Robots: Humans' Dependable Helpers

Research and Development in Robotic Systems

Biomechanical Thresholds from Other Applications (KAN Study)

Humans and robots will be sharing work areas more and more frequently in the near future and often working together hand-in-hand. Rather than by protective barriers, new safety sensors or safe manipulators will assure human safety. Whenever a person comes into contact with a robot, a distinction must be made between desired contact and a collision to assess the risk. Generally, the biomechanical load on humans must be limited to a tolerable and safe level in both types of contact. The relevant standard DIN EN ISO 10218 is currently supplemented by ISO TS 15066 with the goal of stipulating clear specifications for safe design and set-up of work areas with human-robot collaboration.

Accident insurers require a clear differentiation of the classification of tolerable loads from current categories of injury severity S1 (reversible injuries) and S2 (irreversible injuries or death).

There is no clear definition from the perspective of occupational safety. As part of the Commission for Occupational Health and Safety and Standardization’s study “Biomechanical thresholds”, the Fraunhofer IFF researched and compiled current situation and further need for biomechanical thresholds for mechanical risk assessments of work areas with human-robot collaboration.

© Fraunhofer IFF

Classification of the new injury severity categories.

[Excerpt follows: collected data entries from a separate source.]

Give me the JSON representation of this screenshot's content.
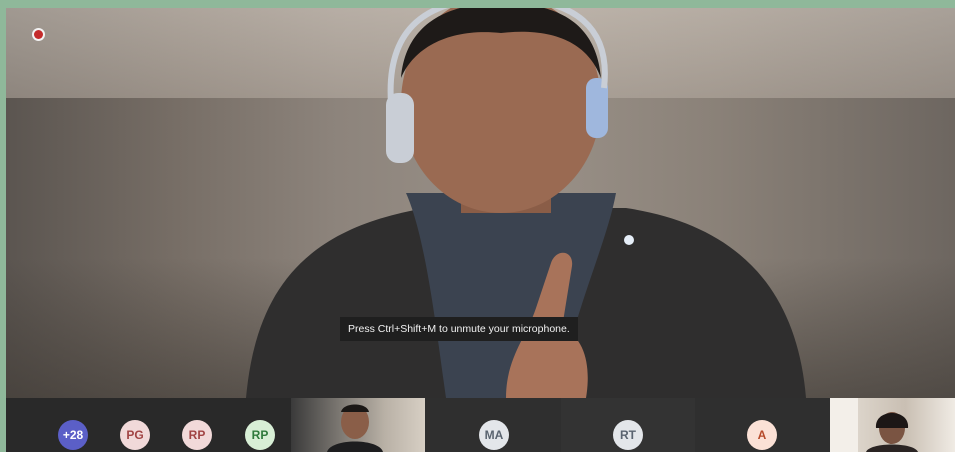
{
  "main": {
    "recording_indicator": "record-dot",
    "caption": "Press Ctrl+Shift+M to unmute your microphone."
  },
  "participants": {
    "overflow": {
      "label": "+28",
      "color": "#5b5fc7",
      "text_color": "#ffffff"
    },
    "avatars": [
      {
        "initials": "PG",
        "color": "#f1d9d9",
        "text_color": "#a14444"
      },
      {
        "initials": "RP",
        "color": "#f1d9d9",
        "text_color": "#a14444"
      },
      {
        "initials": "RP",
        "color": "#d8efd6",
        "text_color": "#2f7a3c"
      },
      {
        "initials": "MA",
        "color": "#e3e6ea",
        "text_color": "#5a6470"
      },
      {
        "initials": "RT",
        "color": "#e3e6ea",
        "text_color": "#5a6470"
      },
      {
        "initials": "A",
        "color": "#fbe1d6",
        "text_color": "#b64a2a"
      }
    ]
  }
}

The findings of the study will be a solid basis for future studies and are already serving occupational safety experts and manufacturers as an important base of data for concrete problems in risk assessment. During the study, an extensive literature search compiled 1000 titles with information relevant to biomechanical thresholds in the context of this study. Custom tools and methods developed during the study were used to search the literature. A large number of stress-strain relationships were excerpted from the 1000 searched titles and entered in a database that exports informative datasheets with all important data. The database is being added to continuously and will serve as a publicly accessible reference work on critical loads in the future.

In addition to the literature search, recommendations for the definition of a new injury severity category S0 and the structuring of biomechanical load parameters or stress-strain relationships for occupational safety were also formulated in the study. The following proposed definition was formulated in collaboration with occupational safety experts and physicians: “The S0 injury severity category would only include superficial injuries that heal completely without any medical treatment. Skin breakage would not be per-mitted and would therefore be excluded from this category.” The category would be introduced above the absolutely harmless level H, the transition of which would correspond to the onset of pain on the S0 level.